Le point de départ se situe au début des années 2000. Un enfant, Lucas, découvre à la télévision la victoire d’un marathonien de légende. Ce moment fondateur déclenche chez lui un désir irrépressible : courir. Courir encore. Courir toujours. Le film suit cette trajectoire sur plusieurs années, de l’enfance à l’âge adulte, à travers une succession de courses, d’obstacles et de renaissances.
En filigrane, Keen’V traverse le récit comme une présence invisible. Il n’interagit jamais directement avec le personnage principal, mais agit sur son environnement, modifiant de minuscules détails — un objet déplacé, une trajectoire infléchie, un hasard provoqué. Ces gestes imperceptibles deviennent déterminants. Le film s’appuie sur cette idée centrale : une accumulation de micro-événements peut orienter toute une vie.

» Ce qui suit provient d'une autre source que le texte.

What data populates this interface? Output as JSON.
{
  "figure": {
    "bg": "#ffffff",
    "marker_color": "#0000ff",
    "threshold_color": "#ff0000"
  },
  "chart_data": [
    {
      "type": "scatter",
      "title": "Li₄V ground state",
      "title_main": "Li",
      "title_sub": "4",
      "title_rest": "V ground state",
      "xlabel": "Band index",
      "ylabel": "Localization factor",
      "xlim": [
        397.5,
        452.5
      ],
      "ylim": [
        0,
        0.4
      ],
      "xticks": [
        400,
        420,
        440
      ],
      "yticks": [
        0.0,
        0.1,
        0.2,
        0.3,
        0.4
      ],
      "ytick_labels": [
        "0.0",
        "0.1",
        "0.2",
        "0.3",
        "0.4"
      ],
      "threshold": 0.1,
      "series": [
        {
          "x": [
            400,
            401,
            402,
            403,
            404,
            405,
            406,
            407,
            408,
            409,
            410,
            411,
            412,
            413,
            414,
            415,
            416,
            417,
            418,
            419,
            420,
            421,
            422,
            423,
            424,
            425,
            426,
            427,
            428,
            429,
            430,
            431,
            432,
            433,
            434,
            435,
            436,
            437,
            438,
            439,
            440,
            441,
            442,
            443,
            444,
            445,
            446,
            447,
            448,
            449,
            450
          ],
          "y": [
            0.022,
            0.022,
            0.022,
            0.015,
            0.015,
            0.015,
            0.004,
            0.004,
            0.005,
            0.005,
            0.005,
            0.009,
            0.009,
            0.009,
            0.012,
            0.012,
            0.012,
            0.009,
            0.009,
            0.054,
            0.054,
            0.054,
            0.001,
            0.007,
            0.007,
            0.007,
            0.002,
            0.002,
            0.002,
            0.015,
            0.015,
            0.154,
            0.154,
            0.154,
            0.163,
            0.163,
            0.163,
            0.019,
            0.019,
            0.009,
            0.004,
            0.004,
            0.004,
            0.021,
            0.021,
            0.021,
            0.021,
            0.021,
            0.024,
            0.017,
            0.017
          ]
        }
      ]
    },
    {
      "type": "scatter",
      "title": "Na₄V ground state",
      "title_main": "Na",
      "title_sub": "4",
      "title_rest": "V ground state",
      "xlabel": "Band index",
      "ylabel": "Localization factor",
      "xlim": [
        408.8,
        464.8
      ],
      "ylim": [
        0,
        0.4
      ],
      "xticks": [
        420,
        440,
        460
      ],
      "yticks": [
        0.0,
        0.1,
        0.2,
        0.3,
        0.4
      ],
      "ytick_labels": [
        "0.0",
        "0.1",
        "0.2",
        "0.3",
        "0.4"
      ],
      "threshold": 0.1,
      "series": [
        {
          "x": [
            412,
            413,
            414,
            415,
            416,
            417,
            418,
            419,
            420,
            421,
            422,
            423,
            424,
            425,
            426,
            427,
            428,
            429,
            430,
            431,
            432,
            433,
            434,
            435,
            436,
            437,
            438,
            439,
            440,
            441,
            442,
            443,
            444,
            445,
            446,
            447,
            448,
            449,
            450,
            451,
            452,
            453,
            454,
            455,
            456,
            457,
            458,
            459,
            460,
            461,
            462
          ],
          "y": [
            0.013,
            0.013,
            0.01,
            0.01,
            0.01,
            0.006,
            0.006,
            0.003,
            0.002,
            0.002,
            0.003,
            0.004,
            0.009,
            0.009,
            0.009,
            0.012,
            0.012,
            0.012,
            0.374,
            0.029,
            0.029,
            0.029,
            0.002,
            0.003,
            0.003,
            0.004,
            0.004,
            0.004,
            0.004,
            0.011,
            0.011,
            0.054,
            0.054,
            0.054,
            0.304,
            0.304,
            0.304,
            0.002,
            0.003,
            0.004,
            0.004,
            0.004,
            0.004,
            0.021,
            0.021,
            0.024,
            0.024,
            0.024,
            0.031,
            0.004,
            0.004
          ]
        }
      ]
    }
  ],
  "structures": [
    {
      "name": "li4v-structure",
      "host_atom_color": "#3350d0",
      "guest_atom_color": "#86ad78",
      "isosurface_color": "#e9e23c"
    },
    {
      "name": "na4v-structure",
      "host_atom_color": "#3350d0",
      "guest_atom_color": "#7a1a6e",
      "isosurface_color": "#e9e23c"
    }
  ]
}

La mise en scène privilégie une narration fluide, presque chorégraphique, portée par des déplacements constants et une énergie solaire. Keen’V interprète son titre en mouvement, intégré au décor, comme s’il faisait partie du flux du monde. Le montage joue sur les résonances entre les actions parallèles, créant un effet de chaîne où chaque cause trouve sa conséquence.
Technique
Tourné en RED en très haute définition, avec des plans stabilisés et des images aériennes au drone, le film adopte une esthétique lumineuse et estivale, en cohérence avec le message de résilience et d’élan vital porté par la chanson. Le décor naturel (villes, plages, routes, paysages ouverts) devient le terrain d’expression d’un récit universel. Le clip a été tourné en 4 jours sur l'île de Crête, quasiment berceau des Jeux Olympiques ce qui est une symbolique forte. Anecdote : le tournage le long de la jetée a dû être décalé pour permettre... le passage de la flamme Olympique.